Kyle's focus is known as sleep restriction therapy. Although this may sound like a counterintuitive answer to insomnia, the idea is to improve the quality of sleep by consolidating it and making it more stable. This is achieved by determining the optimal sleep start and end times for each patient, which they must then implement. These personalized rest schedules must be synchronized with biological sleep cycles.

Kyle and his colleagues successfully tested this approach in research published last year. About 42 percent of a group that received four brief sessions of nurse-delivered sleep restriction therapy reported clinically significant improvement in their insomnia. The study highlights the low cost of the therapy, as it does not require sleep specialists, and involved less than 90 minutes of nurse time for each participant.

Perhaps the most surprising innovation is the potential use of Tetrisfor improving mental health.

The game was developed four decades ago by Russian scientist Alexey Pajitnov and has become an obsessive hobby for some.
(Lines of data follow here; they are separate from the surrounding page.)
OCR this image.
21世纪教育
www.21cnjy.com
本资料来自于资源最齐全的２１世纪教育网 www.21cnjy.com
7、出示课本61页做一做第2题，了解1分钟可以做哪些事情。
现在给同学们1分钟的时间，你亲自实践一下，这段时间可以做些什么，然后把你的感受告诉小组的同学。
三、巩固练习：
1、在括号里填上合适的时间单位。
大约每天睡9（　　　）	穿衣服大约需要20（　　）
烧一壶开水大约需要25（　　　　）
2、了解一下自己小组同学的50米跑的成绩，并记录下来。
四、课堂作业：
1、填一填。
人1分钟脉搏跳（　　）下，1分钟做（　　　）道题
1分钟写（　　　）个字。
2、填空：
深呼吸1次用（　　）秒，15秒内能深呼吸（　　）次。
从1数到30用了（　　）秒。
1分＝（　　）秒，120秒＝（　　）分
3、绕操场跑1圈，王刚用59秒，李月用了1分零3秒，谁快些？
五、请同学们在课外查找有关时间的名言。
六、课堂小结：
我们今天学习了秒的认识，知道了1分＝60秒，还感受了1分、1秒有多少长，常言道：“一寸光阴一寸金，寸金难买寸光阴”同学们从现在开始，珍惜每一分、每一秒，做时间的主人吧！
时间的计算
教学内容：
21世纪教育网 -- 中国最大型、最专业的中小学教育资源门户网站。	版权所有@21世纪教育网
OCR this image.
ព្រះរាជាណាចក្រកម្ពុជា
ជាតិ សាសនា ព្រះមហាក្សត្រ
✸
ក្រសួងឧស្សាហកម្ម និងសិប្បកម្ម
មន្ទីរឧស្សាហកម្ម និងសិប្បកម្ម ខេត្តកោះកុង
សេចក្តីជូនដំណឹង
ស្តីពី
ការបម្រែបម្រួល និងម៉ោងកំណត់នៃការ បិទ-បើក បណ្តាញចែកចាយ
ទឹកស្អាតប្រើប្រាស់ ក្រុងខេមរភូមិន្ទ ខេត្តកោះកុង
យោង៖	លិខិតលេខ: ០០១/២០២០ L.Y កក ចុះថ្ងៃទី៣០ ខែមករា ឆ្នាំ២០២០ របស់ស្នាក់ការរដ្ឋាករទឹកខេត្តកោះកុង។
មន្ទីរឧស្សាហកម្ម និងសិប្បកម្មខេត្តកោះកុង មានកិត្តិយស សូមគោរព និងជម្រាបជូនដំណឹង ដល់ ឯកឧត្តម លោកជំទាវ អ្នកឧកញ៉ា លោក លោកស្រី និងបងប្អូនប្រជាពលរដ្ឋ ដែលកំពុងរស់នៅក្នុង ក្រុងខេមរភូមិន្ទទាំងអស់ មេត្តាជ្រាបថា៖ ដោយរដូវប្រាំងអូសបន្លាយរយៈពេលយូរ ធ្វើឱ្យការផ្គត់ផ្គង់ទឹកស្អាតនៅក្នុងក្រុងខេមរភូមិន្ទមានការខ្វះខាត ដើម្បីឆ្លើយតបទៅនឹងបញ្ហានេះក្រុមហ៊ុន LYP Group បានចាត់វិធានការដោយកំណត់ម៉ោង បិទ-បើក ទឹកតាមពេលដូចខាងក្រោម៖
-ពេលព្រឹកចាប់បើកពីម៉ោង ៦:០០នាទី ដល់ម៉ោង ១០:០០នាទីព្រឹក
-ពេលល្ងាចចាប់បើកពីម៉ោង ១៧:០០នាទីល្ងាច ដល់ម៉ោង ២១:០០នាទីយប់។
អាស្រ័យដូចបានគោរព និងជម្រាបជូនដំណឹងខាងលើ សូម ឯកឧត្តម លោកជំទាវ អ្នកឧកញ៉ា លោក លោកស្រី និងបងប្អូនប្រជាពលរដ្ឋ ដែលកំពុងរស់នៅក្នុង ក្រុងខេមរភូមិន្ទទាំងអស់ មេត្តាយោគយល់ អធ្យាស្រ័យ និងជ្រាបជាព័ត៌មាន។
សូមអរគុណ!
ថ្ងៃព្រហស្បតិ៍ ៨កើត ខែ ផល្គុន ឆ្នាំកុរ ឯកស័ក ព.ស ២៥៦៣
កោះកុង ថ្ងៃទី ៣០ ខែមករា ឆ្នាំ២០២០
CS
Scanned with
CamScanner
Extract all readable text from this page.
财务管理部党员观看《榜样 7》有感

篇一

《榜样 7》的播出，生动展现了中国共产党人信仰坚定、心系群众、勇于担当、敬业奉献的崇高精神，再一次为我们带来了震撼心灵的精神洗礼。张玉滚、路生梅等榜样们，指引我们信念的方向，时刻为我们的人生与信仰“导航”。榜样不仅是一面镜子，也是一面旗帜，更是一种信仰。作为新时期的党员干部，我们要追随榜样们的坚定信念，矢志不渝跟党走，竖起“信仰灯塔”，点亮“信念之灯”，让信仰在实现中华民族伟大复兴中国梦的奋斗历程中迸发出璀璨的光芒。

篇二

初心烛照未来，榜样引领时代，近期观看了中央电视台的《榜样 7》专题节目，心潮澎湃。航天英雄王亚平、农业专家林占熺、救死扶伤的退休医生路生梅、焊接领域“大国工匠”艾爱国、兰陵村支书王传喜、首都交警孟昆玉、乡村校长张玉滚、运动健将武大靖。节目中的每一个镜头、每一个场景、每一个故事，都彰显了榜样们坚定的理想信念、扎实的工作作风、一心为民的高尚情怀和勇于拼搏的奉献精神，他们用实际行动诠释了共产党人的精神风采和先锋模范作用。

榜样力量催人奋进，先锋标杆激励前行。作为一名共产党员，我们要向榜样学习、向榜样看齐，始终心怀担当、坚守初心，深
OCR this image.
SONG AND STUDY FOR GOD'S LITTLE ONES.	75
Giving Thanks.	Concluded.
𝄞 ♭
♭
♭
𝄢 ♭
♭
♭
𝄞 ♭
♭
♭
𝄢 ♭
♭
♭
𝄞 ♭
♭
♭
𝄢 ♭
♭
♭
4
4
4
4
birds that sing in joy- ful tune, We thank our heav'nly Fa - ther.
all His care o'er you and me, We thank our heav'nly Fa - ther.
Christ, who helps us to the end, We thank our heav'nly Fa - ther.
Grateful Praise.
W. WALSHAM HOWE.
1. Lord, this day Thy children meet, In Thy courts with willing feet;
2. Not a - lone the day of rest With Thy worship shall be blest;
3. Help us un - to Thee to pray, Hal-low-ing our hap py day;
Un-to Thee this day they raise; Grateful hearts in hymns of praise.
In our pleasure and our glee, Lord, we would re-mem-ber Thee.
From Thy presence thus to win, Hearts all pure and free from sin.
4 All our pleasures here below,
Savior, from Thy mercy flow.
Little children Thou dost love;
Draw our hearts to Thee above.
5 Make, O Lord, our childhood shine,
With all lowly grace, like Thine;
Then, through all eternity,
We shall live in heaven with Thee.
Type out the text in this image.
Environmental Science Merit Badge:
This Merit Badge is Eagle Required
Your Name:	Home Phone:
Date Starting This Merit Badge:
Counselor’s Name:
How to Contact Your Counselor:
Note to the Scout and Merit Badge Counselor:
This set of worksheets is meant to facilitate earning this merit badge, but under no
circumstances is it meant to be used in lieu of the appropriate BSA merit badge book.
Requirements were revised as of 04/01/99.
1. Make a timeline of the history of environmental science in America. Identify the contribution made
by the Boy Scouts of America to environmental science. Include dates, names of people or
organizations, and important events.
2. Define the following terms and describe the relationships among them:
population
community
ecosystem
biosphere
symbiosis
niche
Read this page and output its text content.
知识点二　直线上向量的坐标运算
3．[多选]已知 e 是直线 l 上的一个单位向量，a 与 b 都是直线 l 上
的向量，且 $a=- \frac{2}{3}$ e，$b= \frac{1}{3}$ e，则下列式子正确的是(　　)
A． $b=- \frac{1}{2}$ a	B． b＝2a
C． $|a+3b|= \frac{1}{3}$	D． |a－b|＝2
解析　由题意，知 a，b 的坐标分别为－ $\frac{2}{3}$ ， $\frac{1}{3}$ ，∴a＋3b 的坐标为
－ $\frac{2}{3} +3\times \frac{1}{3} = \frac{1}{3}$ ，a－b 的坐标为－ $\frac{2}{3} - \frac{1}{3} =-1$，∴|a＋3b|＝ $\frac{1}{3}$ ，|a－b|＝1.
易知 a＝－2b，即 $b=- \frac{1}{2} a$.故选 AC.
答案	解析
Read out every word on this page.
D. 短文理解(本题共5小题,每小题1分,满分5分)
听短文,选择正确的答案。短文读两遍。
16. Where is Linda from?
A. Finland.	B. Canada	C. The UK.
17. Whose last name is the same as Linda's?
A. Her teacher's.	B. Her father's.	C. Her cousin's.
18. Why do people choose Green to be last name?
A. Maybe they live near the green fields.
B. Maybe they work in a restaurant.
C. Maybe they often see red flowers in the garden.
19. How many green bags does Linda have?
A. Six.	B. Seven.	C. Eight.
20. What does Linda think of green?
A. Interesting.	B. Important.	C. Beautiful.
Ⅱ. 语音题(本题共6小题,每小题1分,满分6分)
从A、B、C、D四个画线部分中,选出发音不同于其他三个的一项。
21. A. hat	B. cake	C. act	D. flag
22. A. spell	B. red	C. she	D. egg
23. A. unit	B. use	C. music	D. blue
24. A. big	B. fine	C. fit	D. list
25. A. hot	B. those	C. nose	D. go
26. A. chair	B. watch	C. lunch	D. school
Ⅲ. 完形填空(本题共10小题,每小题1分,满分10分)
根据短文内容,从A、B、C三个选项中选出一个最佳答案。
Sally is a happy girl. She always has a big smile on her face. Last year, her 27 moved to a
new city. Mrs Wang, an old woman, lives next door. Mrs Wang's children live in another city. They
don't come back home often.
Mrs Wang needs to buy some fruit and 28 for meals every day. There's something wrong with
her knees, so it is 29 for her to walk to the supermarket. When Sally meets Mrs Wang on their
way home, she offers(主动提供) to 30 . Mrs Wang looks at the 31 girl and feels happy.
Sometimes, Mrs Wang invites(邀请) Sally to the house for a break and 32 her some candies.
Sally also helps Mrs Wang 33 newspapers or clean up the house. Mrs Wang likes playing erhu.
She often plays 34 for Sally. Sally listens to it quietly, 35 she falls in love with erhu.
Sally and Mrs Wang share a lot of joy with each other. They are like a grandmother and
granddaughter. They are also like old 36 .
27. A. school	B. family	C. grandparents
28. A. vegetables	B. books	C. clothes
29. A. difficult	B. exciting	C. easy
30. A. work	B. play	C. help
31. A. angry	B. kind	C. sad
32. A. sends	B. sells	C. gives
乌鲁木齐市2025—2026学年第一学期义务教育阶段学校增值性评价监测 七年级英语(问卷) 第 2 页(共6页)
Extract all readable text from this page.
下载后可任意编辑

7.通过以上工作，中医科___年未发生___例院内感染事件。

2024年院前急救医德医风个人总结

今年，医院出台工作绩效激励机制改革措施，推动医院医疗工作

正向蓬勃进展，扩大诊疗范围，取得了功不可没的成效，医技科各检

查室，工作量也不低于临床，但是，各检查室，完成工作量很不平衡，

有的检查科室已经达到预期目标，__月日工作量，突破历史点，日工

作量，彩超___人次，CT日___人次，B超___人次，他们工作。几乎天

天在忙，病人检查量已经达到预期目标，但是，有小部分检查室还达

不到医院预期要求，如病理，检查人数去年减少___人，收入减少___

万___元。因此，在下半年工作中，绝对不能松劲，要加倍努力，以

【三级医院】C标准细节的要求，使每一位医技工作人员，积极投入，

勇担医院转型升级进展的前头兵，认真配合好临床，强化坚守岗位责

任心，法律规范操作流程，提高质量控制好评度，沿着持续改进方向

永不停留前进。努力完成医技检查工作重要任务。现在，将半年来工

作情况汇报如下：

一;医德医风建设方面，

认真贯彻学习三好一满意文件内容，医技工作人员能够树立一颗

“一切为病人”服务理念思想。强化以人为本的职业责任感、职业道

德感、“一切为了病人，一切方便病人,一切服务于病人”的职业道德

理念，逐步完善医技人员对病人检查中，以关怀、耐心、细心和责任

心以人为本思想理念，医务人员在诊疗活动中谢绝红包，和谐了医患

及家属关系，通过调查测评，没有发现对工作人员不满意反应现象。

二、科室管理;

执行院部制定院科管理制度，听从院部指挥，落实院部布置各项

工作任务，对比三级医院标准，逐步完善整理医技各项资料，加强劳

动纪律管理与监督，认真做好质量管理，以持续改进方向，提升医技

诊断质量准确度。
A 2011 documentary titled Ecstasy of Order: Masters of Tetris [Ecstasy of Order: The Tetris Masters], recounts the struggles to win the world championship.

The ability of Tetris-it to absorb the attention of the players is essential for his new role in mental health. Emily Holmes, the leader of the group researching this, recalls being fascinated by "the way we think with images rather than words".

Holmes, a psychologist and neuroscientist at Uppsala University in Sweden, says she found similarities between the game and "the way trauma replays itself in the mind's eye, over and over again."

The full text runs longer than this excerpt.